FDA Approves Darzalex Combination for Newly Diagnosed Multiple Myeloma
Kristie L. Kahl
The Food and Drug Administration (FDA) granted approval to Darzalex (daratumumab) in combination with Velcade (bortezomib), melphalan and prednisone – also known as VMP – for the treatment of patients with newly diagnosed multiple myeloma who are ineligible for autologous stem cell transplant (ASCT).
With this approval, Darzalex (manufactured by Janssen) is the first monoclonal antibody approved for newly diagnosed patients – also marking the agent’s fifth indication for multiple myeloma.
"Slowing the progression of myeloma translates to more time in remission for those battling the disease. This latest approval for Darzalex in combination with VMP is an exciting step forward for newly diagnosed patients and the health care teams who treat them," Paul Giusti, President and CEO of the Multiple Myeloma Research Foundation (MMRF), said in a press release. "The MMRF congratulates Janssen, our long-time collaborator in myeloma research, the dedicated health care providers in the myeloma community as well as the patients who donate their time and data on clinical trials, for making this critical new combination therapy possible."
Darzalex study investigator Andrzej Jakubowiak, M.D., Ph.D., who is also Director of the Multiple Myeloma Program at University of Chicago Medical Center, agreed with the significance of the FDA’s decision. "This approval is significant as we now have the first antibody-based regimen for treating newly diagnosed multiple myeloma patients who are not eligible for a stem cell transplant," he said. "In clinical studies, patients who received treatment with daratumumab experienced a lower risk of disease progression and higher rates of response."

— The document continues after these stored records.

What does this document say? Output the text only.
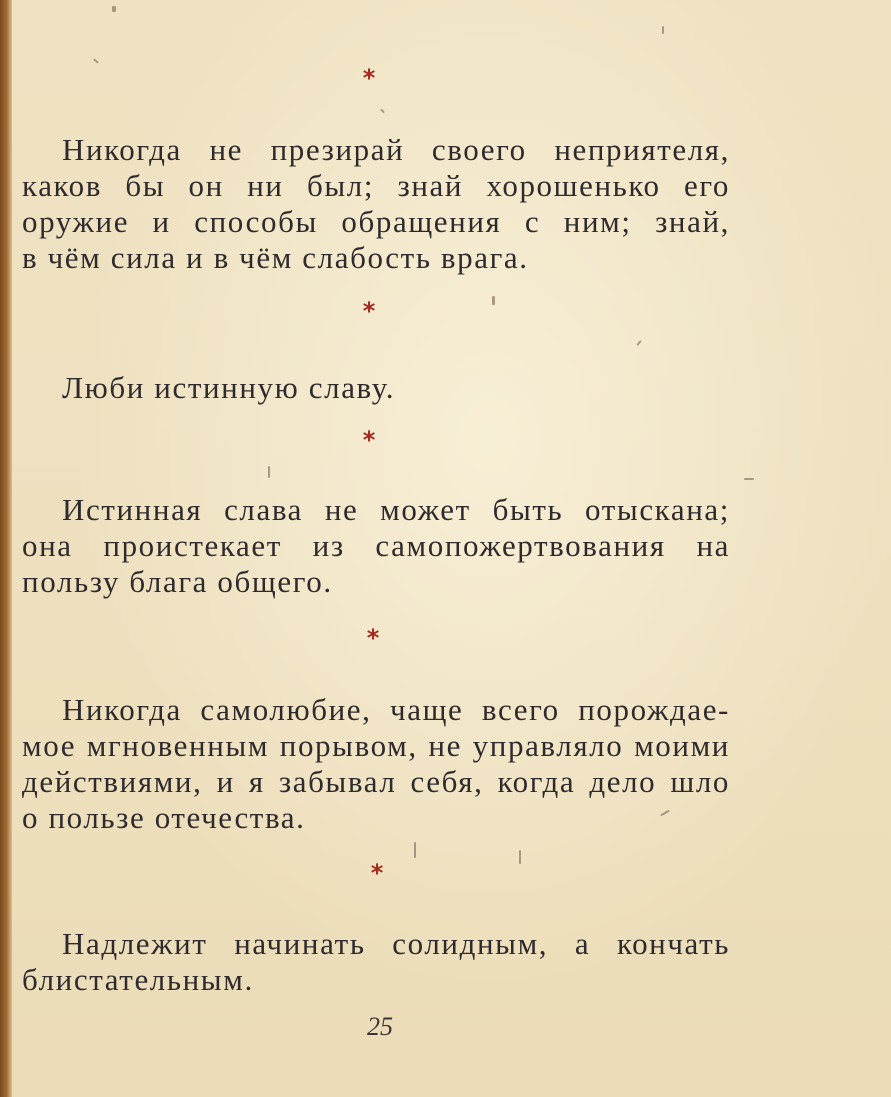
*
*
*
*
*
Никогда не презирай своего неприятеля,
каков бы он ни был; знай хорошенько его
оружие и способы обращения с ним; знай,
в чём сила и в чём слабость врага.
Люби истинную славу.
Истинная слава не может быть отыскана;
она проистекает из самопожертвования на
пользу блага общего.
Никогда самолюбие, чаще всего порождае-
мое мгновенным порывом, не управляло моими
действиями, и я забывал себя, когда дело шло
о пользе отечества.
Надлежит начинать солидным, а кончать
блистательным.
25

The agency’s decision included results from the randomized, open-label, multicenter phase 3 ALCYONE study, designed to compare Darzalex in combination with VMP (350 patients) versus VMP alone (356 patients) in patients with newly diagnosed multiple myeloma.
VMP was administered at standard doses and daratumumab was added at 16 mg/kg once weekly in cycle 1 and every 3 weeks in cycles 2 through 9. Beyond month 9 in the investigational arm, daratumumab was continued every 4 weeks until disease progression.
The combination reduced the risk of disease progression or death by 50 percent compared to treatment with VMP alone. However, median progression-free survival (PFS) for the combination regimen had not yet been reached, compared to a median PFS of 18.1 months for patients who received VMP alone.
The Darzalex combination also showed improved overall response rates (ORR; 91 percent vs. 74 percent), which included more stringent complete responses (18 percent vs. 7 percent) and complete responses or better (43 percent vs. 24 percent) and very good partial responses or better (71 percent vs. 50 percent), compared with VMP alone.
Patients in the Darzalex arm also experienced a three-fold increase in the minimal residual disease (MRD) negativity rate (22 percent vs. 6 percent).
"A patient's best chance at lasting remission often begins with a durable response to frontline therapy, because multiple myeloma can become more difficult to treat after relapse," said primary investigator Maria-Victoria Mateos, M.D., Ph.D., Director of the Myeloma Unit at University Hospital of Salamanca-IBSAL in Spain. "Combination therapy with daratumumab resulted in deep and durable responses in newly diagnosed patients with multiple myeloma who are transplant ineligible, supporting this regimen as an important new treatment option for these patients."
The most common side effects included upper respiratory tract infection (48 percent vs. 28 percent), infusion reactions (28 percent vs. 0 percent) and peripheral edema (21 percent vs. 14 percent) in the combination arm compared with VMP alone. Serious side effects included pneumonia (11 percent vs. 4 percent), upper respiratory tract infection (5 percent vs. 1 percent) and pulmonary edema (2 percent vs. 0 percent), respectively.